Had I not seen, in a few years' experience, many young tradesmen miscarry for want of the very cautions which are here given, I should have thought this work needless, and I am sure, had never gone about to write it; but as the contrary is manifest, I think the world wanted either this or something better.

I make no doubt but there is, generally, as much trade now, and as much gotten by trading as formerly. There must then be some reason why the tradesman cannot support himself and family as well as before. Nor need we be afraid to speak out; the case is but too obvious. The

expenses of a family are quite different now from what they have been ; tradesmen cannot live as tradesmen in the same class used to live; custom, and the manner

of all the tradesmen round them, they think, command a difference; and he that will not do as others do, is esteemed as nobody among them.

The following directions are calculated to enable the young tradesman to stem the attacks of those fatal customs, which otherwise will inevitably send him the

way of all the thoughtless tradesmen that have gone before him.

Here he will be effectually encouraged to set out well, and to avoid all those rocks which the gay race of tradesmen so frequently suffer shipwreck upon; and here he will have a true plan of his own prosperity drawn out for him; by which he may square his conduct in an unerring manner, and fear neither bad fortune nor bad friends.

Here he will learn the absolute necessity of trading within the bounds of his own stock, and the certain ruin of that modern custom of trading upon borrowed credit or borrowed money, with the dismal consequences of high discount, and taking up money at interest.

Here also he will find brief specimens for bookkeeping, and directions for keeping a pocket-ledger, in case of fire. And in order to make this work a complete directory for tradesmen of all denominations, I have thought it necessary to discourse, though as briefly as I could, of the several branches of our home trade, especially those which necessarily embark the inland tradesman in some parts of foreign business, and so make a merchant of the

shopkeeper, almost whether he will or no. For example :

Almost all the shopkeepers and inland traders in seaport towns, and even in the waterside part of London itself, are necessarily brought in to be owners of ships, and concerned at least in the vessel, if not in the voyage; some of their trades, perhaps, relate to or are employed in the building, fitting, or furnishing out ships; as at Shoreham, Ipswich, Yarmouth, Hull, Whitby, Newcastle, and the like; others are concerned in the cargoes, as in the herring-fishery at Yarmouth, and in the adjacent ports, the colliery at Newcastle, Sunderland, &c.
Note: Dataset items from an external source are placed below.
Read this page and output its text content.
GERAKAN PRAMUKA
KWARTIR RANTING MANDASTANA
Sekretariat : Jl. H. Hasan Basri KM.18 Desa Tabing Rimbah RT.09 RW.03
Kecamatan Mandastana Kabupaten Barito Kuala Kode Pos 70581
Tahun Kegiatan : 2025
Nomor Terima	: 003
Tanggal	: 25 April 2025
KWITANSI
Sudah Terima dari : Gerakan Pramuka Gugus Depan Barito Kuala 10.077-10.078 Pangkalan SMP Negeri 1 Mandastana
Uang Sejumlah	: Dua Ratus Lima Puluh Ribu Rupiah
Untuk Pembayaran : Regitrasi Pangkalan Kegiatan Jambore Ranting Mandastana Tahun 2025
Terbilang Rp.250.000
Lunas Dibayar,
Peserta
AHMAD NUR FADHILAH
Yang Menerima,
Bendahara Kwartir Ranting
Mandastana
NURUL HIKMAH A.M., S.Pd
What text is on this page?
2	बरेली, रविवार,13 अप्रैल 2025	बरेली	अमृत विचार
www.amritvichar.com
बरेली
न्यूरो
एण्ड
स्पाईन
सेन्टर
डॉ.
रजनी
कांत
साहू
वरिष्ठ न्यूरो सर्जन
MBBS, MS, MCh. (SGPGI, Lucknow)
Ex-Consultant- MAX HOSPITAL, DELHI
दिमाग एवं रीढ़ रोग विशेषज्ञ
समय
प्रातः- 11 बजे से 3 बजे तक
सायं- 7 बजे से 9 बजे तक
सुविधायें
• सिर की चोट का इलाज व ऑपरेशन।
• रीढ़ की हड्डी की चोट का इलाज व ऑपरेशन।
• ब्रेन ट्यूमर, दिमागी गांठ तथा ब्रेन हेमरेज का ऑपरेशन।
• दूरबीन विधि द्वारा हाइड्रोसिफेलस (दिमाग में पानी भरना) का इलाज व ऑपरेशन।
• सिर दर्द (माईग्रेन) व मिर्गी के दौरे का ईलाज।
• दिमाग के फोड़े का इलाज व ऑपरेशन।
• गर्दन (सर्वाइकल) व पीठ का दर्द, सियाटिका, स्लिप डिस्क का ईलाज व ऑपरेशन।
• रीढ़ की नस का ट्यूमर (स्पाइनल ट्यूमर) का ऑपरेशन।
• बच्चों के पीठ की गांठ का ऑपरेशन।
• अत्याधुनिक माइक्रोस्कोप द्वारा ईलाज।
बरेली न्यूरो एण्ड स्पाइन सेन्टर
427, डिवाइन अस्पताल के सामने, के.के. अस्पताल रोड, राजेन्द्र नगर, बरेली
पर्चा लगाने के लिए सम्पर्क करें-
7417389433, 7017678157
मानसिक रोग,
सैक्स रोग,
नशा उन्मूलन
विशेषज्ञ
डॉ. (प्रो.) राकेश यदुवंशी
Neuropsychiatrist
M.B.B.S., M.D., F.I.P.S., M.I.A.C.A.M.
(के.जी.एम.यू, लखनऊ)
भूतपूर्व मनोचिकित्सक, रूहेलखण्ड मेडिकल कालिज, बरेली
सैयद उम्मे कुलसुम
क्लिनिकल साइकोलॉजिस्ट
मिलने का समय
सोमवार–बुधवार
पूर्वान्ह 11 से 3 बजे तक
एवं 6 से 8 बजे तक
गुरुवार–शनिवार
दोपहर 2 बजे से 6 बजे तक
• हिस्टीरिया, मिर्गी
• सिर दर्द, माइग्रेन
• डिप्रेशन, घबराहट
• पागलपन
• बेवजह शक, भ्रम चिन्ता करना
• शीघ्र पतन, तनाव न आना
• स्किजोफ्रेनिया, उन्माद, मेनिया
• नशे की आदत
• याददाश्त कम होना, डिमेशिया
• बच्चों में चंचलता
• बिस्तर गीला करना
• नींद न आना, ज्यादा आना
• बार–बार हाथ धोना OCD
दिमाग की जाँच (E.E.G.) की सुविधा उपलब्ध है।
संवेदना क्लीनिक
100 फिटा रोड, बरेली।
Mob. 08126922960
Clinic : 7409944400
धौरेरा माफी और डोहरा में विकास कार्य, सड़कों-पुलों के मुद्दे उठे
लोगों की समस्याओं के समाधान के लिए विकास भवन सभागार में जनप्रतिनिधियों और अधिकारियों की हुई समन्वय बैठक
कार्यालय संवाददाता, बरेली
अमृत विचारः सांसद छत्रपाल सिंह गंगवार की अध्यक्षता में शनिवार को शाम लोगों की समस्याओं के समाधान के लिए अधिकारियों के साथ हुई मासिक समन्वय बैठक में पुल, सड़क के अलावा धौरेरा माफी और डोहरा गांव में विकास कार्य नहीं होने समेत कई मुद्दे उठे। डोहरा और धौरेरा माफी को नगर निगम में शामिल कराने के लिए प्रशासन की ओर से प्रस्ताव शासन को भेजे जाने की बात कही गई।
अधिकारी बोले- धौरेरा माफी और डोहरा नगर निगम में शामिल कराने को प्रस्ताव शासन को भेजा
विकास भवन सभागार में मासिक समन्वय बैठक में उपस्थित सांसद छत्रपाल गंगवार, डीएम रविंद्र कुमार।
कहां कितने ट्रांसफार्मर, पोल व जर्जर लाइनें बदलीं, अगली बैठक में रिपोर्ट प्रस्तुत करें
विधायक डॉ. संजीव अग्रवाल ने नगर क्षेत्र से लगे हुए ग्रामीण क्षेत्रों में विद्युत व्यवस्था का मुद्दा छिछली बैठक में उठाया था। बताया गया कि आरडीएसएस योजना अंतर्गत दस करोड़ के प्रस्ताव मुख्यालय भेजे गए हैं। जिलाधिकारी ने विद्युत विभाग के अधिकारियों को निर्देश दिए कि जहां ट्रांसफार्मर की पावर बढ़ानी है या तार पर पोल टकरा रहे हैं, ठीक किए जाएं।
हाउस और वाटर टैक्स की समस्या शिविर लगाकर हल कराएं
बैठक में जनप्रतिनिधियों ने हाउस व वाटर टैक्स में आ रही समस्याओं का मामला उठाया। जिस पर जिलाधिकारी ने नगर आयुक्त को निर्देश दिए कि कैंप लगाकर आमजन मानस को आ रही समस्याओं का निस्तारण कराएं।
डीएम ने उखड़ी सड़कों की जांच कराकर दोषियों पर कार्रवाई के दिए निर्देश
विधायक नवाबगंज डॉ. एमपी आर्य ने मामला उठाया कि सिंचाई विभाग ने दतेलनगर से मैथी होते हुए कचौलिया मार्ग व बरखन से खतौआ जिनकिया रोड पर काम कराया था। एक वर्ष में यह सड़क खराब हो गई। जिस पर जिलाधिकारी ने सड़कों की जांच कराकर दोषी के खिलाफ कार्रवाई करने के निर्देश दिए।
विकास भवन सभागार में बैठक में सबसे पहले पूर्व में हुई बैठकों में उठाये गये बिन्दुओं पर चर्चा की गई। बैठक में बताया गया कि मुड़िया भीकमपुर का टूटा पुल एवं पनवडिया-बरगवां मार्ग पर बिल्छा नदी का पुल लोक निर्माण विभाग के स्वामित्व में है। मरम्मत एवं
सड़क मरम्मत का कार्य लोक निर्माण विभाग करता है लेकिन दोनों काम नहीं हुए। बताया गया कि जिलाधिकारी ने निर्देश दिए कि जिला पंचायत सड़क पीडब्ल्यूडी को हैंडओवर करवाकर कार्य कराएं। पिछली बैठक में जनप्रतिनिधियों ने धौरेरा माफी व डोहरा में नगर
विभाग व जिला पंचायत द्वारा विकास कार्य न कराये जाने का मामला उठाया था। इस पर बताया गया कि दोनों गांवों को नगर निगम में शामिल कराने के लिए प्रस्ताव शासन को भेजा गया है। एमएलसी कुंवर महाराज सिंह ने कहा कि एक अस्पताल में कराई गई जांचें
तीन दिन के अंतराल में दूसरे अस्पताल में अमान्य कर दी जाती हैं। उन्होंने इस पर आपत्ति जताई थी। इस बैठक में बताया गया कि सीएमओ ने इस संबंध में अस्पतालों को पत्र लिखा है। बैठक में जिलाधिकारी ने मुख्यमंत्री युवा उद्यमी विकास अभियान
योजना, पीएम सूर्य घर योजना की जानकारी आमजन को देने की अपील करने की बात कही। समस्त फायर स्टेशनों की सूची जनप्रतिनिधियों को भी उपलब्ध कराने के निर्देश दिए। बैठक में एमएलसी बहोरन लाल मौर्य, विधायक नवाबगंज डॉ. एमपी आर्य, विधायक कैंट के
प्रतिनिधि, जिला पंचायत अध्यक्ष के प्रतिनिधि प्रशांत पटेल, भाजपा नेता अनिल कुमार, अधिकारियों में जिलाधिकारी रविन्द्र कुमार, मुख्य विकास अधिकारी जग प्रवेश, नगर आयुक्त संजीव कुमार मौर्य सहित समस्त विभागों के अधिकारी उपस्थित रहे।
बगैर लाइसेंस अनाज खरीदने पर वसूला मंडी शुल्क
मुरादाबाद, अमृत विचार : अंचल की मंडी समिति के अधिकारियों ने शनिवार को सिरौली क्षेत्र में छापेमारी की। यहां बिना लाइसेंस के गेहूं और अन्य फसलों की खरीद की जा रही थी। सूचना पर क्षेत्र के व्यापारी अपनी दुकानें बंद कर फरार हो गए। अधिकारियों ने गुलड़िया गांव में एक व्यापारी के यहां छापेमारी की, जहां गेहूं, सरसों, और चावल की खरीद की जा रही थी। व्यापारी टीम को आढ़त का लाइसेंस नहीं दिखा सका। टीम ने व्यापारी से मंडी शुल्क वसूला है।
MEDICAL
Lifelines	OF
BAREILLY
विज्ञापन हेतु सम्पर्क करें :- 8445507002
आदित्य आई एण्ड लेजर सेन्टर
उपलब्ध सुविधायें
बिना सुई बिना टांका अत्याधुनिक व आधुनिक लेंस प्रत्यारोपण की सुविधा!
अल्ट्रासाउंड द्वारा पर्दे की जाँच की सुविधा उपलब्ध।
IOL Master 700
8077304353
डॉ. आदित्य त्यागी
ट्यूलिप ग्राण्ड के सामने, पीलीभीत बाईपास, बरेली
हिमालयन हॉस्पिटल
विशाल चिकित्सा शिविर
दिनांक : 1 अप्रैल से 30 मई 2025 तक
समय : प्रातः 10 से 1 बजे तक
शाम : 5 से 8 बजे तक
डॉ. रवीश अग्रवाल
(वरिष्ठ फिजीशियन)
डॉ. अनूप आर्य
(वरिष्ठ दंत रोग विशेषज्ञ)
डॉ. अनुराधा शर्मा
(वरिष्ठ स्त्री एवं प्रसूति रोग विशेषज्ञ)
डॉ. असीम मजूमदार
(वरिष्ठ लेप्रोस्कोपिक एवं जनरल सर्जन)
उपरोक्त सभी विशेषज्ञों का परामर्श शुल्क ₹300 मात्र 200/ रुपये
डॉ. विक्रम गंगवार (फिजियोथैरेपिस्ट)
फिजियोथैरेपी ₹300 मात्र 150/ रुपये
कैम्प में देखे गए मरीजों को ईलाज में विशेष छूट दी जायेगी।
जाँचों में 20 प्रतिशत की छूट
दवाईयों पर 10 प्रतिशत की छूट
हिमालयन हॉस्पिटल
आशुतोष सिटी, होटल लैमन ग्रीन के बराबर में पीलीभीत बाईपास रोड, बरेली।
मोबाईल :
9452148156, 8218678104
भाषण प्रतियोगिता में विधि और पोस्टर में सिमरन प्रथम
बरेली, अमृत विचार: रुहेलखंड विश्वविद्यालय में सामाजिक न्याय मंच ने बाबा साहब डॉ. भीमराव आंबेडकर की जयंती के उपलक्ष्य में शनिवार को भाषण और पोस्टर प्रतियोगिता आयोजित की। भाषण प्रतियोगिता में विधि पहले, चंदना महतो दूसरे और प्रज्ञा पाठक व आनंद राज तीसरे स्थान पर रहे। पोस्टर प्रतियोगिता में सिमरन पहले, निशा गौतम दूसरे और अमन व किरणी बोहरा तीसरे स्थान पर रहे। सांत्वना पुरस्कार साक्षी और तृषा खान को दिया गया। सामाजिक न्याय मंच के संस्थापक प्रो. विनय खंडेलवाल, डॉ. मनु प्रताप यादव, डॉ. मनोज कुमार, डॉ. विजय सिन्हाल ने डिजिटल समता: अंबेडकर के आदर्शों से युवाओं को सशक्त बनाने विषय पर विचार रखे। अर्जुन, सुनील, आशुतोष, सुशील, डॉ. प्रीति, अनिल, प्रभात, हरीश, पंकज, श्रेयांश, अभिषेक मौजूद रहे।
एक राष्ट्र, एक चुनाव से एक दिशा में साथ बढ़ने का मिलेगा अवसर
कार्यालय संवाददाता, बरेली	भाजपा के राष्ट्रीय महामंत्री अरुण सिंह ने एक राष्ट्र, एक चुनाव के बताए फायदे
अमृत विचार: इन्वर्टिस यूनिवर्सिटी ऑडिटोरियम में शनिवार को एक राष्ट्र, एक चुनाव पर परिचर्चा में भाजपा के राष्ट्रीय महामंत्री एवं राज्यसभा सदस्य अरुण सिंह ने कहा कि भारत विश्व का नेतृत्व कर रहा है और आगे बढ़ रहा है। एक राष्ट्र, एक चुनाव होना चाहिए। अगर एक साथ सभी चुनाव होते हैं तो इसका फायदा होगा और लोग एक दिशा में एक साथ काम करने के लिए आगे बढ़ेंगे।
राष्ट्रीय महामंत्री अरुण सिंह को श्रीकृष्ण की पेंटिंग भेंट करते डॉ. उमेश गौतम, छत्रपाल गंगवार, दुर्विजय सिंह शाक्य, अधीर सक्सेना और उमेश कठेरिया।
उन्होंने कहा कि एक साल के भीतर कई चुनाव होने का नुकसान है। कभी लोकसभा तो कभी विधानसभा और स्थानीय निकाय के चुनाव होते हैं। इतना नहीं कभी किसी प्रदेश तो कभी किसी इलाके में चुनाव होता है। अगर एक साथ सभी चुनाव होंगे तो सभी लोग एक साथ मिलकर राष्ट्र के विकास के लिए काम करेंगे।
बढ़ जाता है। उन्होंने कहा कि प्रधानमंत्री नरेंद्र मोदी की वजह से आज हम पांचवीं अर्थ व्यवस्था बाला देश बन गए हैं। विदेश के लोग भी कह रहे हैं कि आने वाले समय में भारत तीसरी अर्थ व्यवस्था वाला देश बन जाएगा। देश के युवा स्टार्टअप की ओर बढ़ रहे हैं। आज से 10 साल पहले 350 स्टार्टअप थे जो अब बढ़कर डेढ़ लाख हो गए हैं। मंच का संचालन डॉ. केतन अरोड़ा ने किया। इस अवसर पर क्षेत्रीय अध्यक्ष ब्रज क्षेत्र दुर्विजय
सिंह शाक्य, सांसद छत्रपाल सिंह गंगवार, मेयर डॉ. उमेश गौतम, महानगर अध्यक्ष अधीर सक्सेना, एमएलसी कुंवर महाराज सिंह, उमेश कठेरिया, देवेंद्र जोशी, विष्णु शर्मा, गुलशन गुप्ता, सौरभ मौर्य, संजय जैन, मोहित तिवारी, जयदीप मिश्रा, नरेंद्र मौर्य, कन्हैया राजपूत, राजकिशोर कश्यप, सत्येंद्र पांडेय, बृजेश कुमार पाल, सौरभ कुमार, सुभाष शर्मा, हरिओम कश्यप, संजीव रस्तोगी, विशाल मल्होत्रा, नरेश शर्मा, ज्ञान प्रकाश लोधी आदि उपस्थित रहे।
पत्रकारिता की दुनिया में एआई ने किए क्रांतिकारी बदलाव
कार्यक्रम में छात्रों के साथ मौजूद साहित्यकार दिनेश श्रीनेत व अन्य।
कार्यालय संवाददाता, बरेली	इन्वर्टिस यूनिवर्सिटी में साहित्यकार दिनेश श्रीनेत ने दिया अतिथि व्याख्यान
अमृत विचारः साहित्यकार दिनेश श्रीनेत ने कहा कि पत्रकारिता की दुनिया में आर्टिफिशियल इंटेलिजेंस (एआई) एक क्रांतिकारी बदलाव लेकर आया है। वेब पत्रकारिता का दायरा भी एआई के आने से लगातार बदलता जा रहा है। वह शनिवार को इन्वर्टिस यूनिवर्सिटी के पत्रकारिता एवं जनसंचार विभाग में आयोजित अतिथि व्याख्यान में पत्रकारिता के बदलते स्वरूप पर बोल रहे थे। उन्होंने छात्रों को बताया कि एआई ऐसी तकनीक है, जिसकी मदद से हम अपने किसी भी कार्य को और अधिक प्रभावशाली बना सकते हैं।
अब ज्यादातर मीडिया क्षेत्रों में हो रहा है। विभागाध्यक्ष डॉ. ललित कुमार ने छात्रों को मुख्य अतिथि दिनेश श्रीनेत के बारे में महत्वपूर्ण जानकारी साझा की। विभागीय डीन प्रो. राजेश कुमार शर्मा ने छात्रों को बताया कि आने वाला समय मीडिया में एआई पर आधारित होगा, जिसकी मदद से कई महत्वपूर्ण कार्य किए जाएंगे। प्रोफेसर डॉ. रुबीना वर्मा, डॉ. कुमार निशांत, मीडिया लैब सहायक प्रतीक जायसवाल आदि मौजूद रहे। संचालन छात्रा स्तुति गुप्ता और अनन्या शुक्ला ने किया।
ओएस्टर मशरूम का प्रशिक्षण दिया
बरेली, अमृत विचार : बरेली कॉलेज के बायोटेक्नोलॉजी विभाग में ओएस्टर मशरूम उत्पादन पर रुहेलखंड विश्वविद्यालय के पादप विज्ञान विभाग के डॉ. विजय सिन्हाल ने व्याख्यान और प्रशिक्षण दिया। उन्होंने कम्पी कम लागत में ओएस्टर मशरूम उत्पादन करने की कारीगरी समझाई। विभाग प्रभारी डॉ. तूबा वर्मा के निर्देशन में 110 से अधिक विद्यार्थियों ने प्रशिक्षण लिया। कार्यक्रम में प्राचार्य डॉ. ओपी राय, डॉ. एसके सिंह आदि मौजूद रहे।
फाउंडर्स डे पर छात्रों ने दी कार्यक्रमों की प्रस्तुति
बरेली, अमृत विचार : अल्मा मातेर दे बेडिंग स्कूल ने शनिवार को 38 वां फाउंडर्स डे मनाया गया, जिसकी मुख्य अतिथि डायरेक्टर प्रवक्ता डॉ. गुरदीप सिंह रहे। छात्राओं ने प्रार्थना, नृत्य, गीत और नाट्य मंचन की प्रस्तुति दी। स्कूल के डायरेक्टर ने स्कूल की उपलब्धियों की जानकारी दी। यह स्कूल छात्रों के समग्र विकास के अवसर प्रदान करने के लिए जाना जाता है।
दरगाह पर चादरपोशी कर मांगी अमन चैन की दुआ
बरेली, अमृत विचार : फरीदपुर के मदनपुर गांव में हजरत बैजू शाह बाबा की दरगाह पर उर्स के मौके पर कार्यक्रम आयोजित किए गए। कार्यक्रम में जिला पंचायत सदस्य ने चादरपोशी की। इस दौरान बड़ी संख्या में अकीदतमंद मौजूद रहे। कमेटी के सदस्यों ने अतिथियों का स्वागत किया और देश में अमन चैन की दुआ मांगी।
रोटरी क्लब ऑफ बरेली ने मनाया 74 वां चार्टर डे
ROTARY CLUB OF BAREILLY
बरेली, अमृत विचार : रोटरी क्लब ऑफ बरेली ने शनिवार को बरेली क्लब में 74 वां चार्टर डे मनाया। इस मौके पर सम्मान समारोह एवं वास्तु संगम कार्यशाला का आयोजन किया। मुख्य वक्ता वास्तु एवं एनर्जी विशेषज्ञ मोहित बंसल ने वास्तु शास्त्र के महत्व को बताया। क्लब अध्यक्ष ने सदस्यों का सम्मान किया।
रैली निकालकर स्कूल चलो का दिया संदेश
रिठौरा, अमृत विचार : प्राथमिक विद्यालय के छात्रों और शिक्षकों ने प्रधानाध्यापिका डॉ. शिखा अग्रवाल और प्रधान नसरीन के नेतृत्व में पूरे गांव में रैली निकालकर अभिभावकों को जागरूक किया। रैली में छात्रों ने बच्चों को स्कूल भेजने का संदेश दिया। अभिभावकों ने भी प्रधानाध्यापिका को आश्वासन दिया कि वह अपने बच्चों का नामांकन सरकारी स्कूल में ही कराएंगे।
In this case the shopkeeper is unavoidably, sometimes, both a tradesman and a merchant adventurer at the same time; and some of his business runs into sea adventures ; as in the salt trade at North and South Shields, in the counties of Northumberland and Durham, and likewise at Lymington, and again in the coal trade from Whitehaven in Cumberland to Ireland, and the like.

These considerations urged me to direct due cautions to such tradesmen, and such as would be particular to them especially, not to launch out in adventures beyond the compass of their stocks, and withal to manage those things with due wariness.

I have also given a general description of the whole inland trade of England, that prodigy of a business, in which our tradesmen are ordinarily

taken up, and without a right notion of which they cannot be said to be complete tradesmen; and more particularly of that branch of inland business, the corn trade, with the coal trade, the fishing trade, and the coasting trade; also of the carriage of goods in England, whether by water or by land ; which is a wonderful article, and equal in itself to the whole commerce of some nations, and employs infinite numbers of ships, horses, and men.

The breeding, feeding, and fatting of cattle is likewise a vast extended business, which embarks in one interest the gentleman, the tradesman, and

the poor.

In all these there are useful observations, proper for the tradesman in every branch of the inland trade.

There are many other useful things relating to the trade and tradesman of this nation, which will be seen in the work itself, to which we refer.